There were two charges for the surgery itself of $2,380 and $9,782. Grimm’s brief stay in the recovery room cost $720.
“How in the world were we supposed to know how to shop for all that?” she said.
Herzlinger, the Harvard Business School professor, said in a recent interview that the consumer revolution she envisioned didn’t occur because hospitals and doctors resisted efforts to make healthcare pricing more transparent.
“There are a lot of people who don’t want this information revealed,” she said, adding she never believed consumer-directed healthcare required high deductibles. “I personally think deductibles are too high,” she said.
Shopping becomes even more unrealistic for a person with an emergency — chest pain, for example, or an automobile accident.
Nor would a patient have either the ability or much incentive to compare costs for a complex disease like cancer that may require months of chemotherapy, radiation and other expensive and often-unpredictable medical services, the price of which would likely exceed even the highest deductibles.
By one estimate by the Health Care Cost Institute, just 7% of total healthcare spending for Americans with job-based coverage was on medical services that could be considered “shoppable” because the service required an out-of-pocket payment and the procedure could be researched in advance.
“The fact is very little medical care is shoppable,” said David Newman, the institute’s former director, noting that medical care is not like other services that Americans typically buy.
“We become good shoppers when we are repeat shoppers,” he said. “If you buy a new car every three years, you can become an informed shopper. There is no way to become an informed shopper for your appendix.
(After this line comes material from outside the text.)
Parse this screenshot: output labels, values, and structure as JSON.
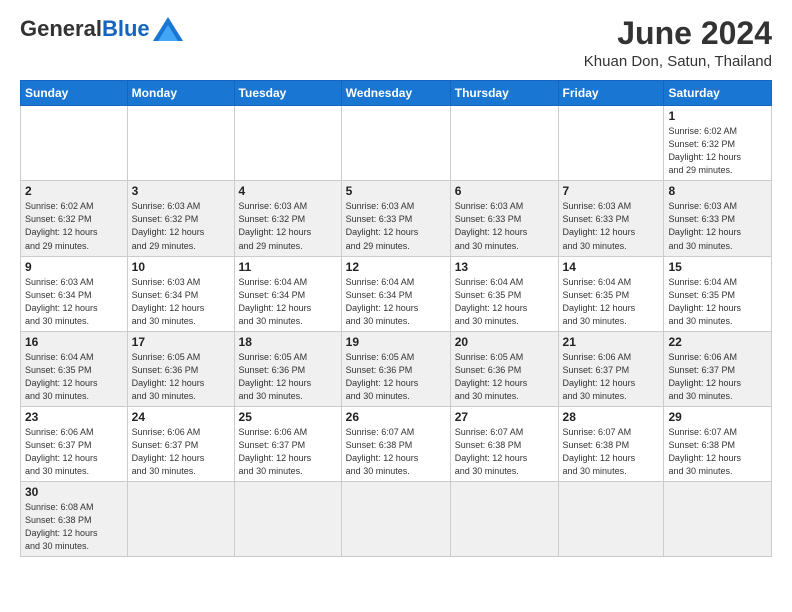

You only get your appendix out once.”
Julie Hernandez, a 61-year-old graphic designer in Oregon, discovered the limits of medical shopping the hard way when she went to a dermatologist earlier this year to get a small cancerous growth removed from her nose.
Sensitive to costs, in part because she had a high-deductible plan, Hernandez tried to get estimates from several medical offices in her area around Medford. She selected what seemed to be the lowest-cost option, even though she was told the procedure might cost $3,000 to $8,000.
Midway through the surgery, after the doctor had removed several layers of skin from Hernandez’s nostril to take off the cancerous tissue, the doctor asked Hernandez as she lay on the operating table whether she wanted to have the wound closed with skin from her cheek or from another part of her nose.
“I had a gaping hole the size of a dime in my nose,” she said. “At that point, money didn’t come into play. I went with the option the doctor said was best.”
Hernandez later got a bill for $5,568.
As for the Grimms, they ultimately got a discount for Rebecca’s procedure after she spent months filling out forms and negotiating with the surgery center. They ended up paying $2,300.
But as she prepared to have a second baby this summer, the couple didn’t even try to shop for the best price, though they knew they’d have to pay thousands of dollars for the delivery.
“It’s basically impossible to do,” Grimm concluded.